Toward this end, Quinn pushed for legislation that would create the Renters Tax Credit, an initiative proposed in her 2007 address that the Assembly did not approve. The plan would provide New York renters, who make up about two-thirds of all city residents, with a $300 tax break that could benefit as many as 1.1 million tenants who have suffered from rising property taxes.

Quinn, who has been working to implement affordable housing initiatives since her time years ago as a tenant organizer, cautioned, “If we are going to hold on to our middle class and those striving to join it for the long term, we have to expand our focus and even the definition of affordable housing.”

Perhaps the most important proposal is Quinn’s citywide Mitchell-Lama plan, which would increase the number of Mitchell-Lama buildings, which provide affordable rental and cooperative housing to moderate- and middle-income families.
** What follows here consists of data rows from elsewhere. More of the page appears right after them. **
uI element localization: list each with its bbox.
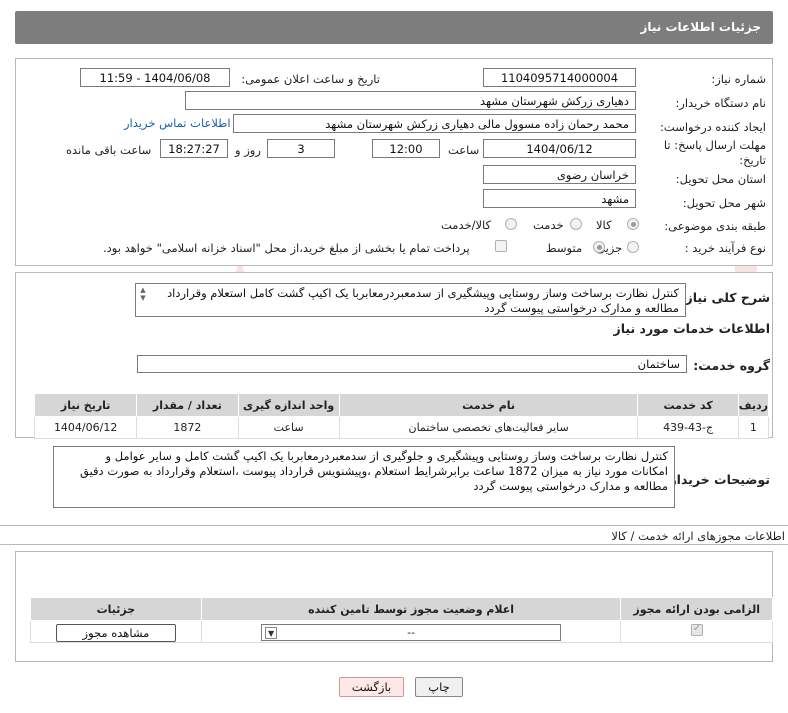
col-row: ردیف (737, 393, 770, 417)
remaining-time-label: ساعت باقی مانده (66, 143, 152, 157)
need-info-panel (15, 58, 773, 266)
col-date: تاریخ نیاز (33, 393, 138, 417)
buyer-org-label: نام دستگاه خریدار: (675, 96, 766, 110)
cell-code: ج-43-439 (637, 416, 739, 439)
category-radio-goods-service[interactable] (505, 218, 517, 230)
cell-row: 1 (737, 416, 770, 439)
category-radio-service[interactable] (570, 218, 582, 230)
summary-text-line1: کنترل نظارت برساخت وساز روستایی وپیشگیری… (167, 286, 679, 300)
province-label: استان محل تحویل: (675, 172, 766, 186)
creator-label: ایجاد کننده درخواست: (660, 120, 766, 134)
category-option-goods-service: کالا/خدمت (441, 218, 492, 232)
buyer-notes-line3: مطالعه و مدارک درخواستی پیوست گردد (473, 479, 668, 493)
permits-table-header: الزامی بودن ارائه مجوز اعلام وضعیت مجوز … (30, 597, 773, 621)
category-radio-goods[interactable] (627, 218, 639, 230)
back-button[interactable]: بازگشت (339, 677, 404, 697)
creator-field: محمد رحمان زاده مسوول مالی دهیاری زرکش ش… (233, 114, 636, 133)
cell-qty: 1872 (136, 416, 239, 439)
process-option-medium: متوسط (546, 241, 583, 255)
permit-required-checkbox (690, 623, 703, 636)
permit-status-select[interactable]: -- ▼ (261, 624, 562, 641)
chevron-down-icon[interactable]: ▼ (265, 627, 278, 639)
treasury-checkbox[interactable] (495, 240, 507, 252)
category-option-goods: کالا (596, 218, 612, 232)
col-permit-required: الزامی بودن ارائه مجوز (620, 597, 773, 621)
cell-permit-required (620, 620, 773, 643)
table-row: -- ▼ مشاهده مجوز (30, 620, 773, 643)
cell-unit: ساعت (237, 416, 340, 439)
cell-name: سایر فعالیت‌های تخصصی ساختمان (338, 416, 639, 439)
process-radio-minor[interactable] (627, 241, 639, 253)
deadline-date-field: 1404/06/12 (483, 139, 636, 158)
summary-textarea[interactable]: کنترل نظارت برساخت وساز روستایی وپیشگیری… (135, 283, 686, 317)
scroll-arrows-icon[interactable]: ▲ ▼ (138, 286, 148, 302)
print-button[interactable]: چاپ (415, 677, 463, 697)
buyer-notes-line2: امکانات مورد نیاز به میزان 1872 ساعت برا… (79, 464, 668, 478)
table-row[interactable]: 1 ج-43-439 سایر فعالیت‌های تخصصی ساختمان… (33, 416, 770, 439)
cell-permit-details: مشاهده مجوز (30, 620, 202, 643)
summary-label: شرح کلی نیاز: (680, 290, 770, 305)
province-field: خراسان رضوی (483, 165, 636, 184)
cell-permit-status: -- ▼ (200, 620, 622, 643)
col-code: کد خدمت (637, 393, 739, 417)
service-group-field: ساختمان (137, 355, 687, 373)
process-radio-medium[interactable] (593, 241, 605, 253)
service-group-label: گروه خدمت: (693, 358, 770, 373)
deadline-time-field: 12:00 (372, 139, 440, 158)
days-remaining-field: 3 (267, 139, 335, 158)
buyer-notes-label: توضیحات خریدار: (664, 472, 770, 487)
category-option-service: خدمت (533, 218, 564, 232)
buyer-notes-line1: کنترل نظارت برساخت وساز روستایی وپیشگیری… (105, 449, 668, 463)
treasury-note: پرداخت تمام یا بخشی از مبلغ خرید،از محل … (103, 241, 470, 255)
city-label: شهر محل تحویل: (682, 196, 766, 210)
view-permit-button[interactable]: مشاهده مجوز (55, 623, 176, 642)
days-label: روز و (235, 143, 261, 157)
deadline-time-label: ساعت (448, 143, 480, 157)
buyer-org-field: دهیاری زرکش شهرستان مشهد (185, 91, 636, 110)
services-section-title: اطلاعات خدمات مورد نیاز (613, 321, 771, 336)
cell-date: 1404/06/12 (33, 416, 138, 439)
col-permit-status: اعلام وضعیت مجوز توسط تامین کننده (200, 597, 622, 621)
page-header: جزئیات اطلاعات نیاز (15, 11, 773, 44)
summary-text-line2: مطالعه و مدارک درخواستی پیوست گردد (484, 301, 679, 315)
col-name: نام خدمت (338, 393, 639, 417)
buyer-notes-textarea[interactable]: کنترل نظارت برساخت وساز روستایی وپیشگیری… (53, 446, 675, 508)
need-number-label: شماره نیاز: (711, 72, 766, 86)
col-unit: واحد اندازه گیری (237, 393, 340, 417)
deadline-label-line2: تاریخ: (739, 153, 766, 167)
remaining-time-field: 18:27:27 (160, 139, 228, 158)
deadline-label-line1: مهلت ارسال پاسخ: تا (663, 138, 766, 152)
city-field: مشهد (483, 189, 636, 208)
page-title: جزئیات اطلاعات نیاز (640, 20, 761, 34)
services-table: ردیف کد خدمت نام خدمت واحد اندازه گیری ت… (33, 393, 770, 439)
col-qty: تعداد / مقدار (136, 393, 239, 417)
category-label: طبقه بندی موضوعی: (664, 219, 766, 233)
permits-table: الزامی بودن ارائه مجوز اعلام وضعیت مجوز … (30, 597, 773, 643)
col-permit-details: جزئیات (30, 597, 202, 621)
permits-section-title: اطلاعات مجوزهای ارائه خدمت / کالا (611, 529, 785, 543)
process-type-label: نوع فرآیند خرید : (684, 241, 766, 255)
permit-status-value: -- (407, 626, 416, 639)
announce-datetime-label: تاریخ و ساعت اعلان عمومی: (241, 72, 380, 86)
services-table-header: ردیف کد خدمت نام خدمت واحد اندازه گیری ت… (33, 393, 770, 417)
need-number-field: 1104095714000004 (483, 68, 636, 87)
announce-datetime-field: 1404/06/08 - 11:59 (80, 68, 230, 87)
buyer-contact-link[interactable]: اطلاعات تماس خریدار (124, 116, 231, 130)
According to the city’s Department of Housing Preservation and Development Web site, there are currently 107 such developments, containing approximately 47,000 units.

Quinn has selected Maxine Griffith—Columbia’s executive vice president for government and community affairs and former Department of Housing and Urban Development assistant deputy secretary—to lead a “high-level task force” to develop a blueprint “with detailed and doable recommendations on how best to deal with this complex challenge.”

The task force and plan are both in very early stages, and Quinn’s office could not comment on when either would be revealed. Quinn did say her goal was “to unveil our next generation Mitchell-Lama plan this fall and to have the commitment and resources next year to begin implementing it.”

“This is one of the most critical issues facing our city, and I’m honored to represent the University in an effort to build on the work of the Bloomberg administration and to bring creative solutions to the table,” Griffith said. “Preliminary planning discussions have been fruitful—as those continue and as the task force becomes fully constituted over the coming weeks, we hope to engage the broader campus community in this critical effort.”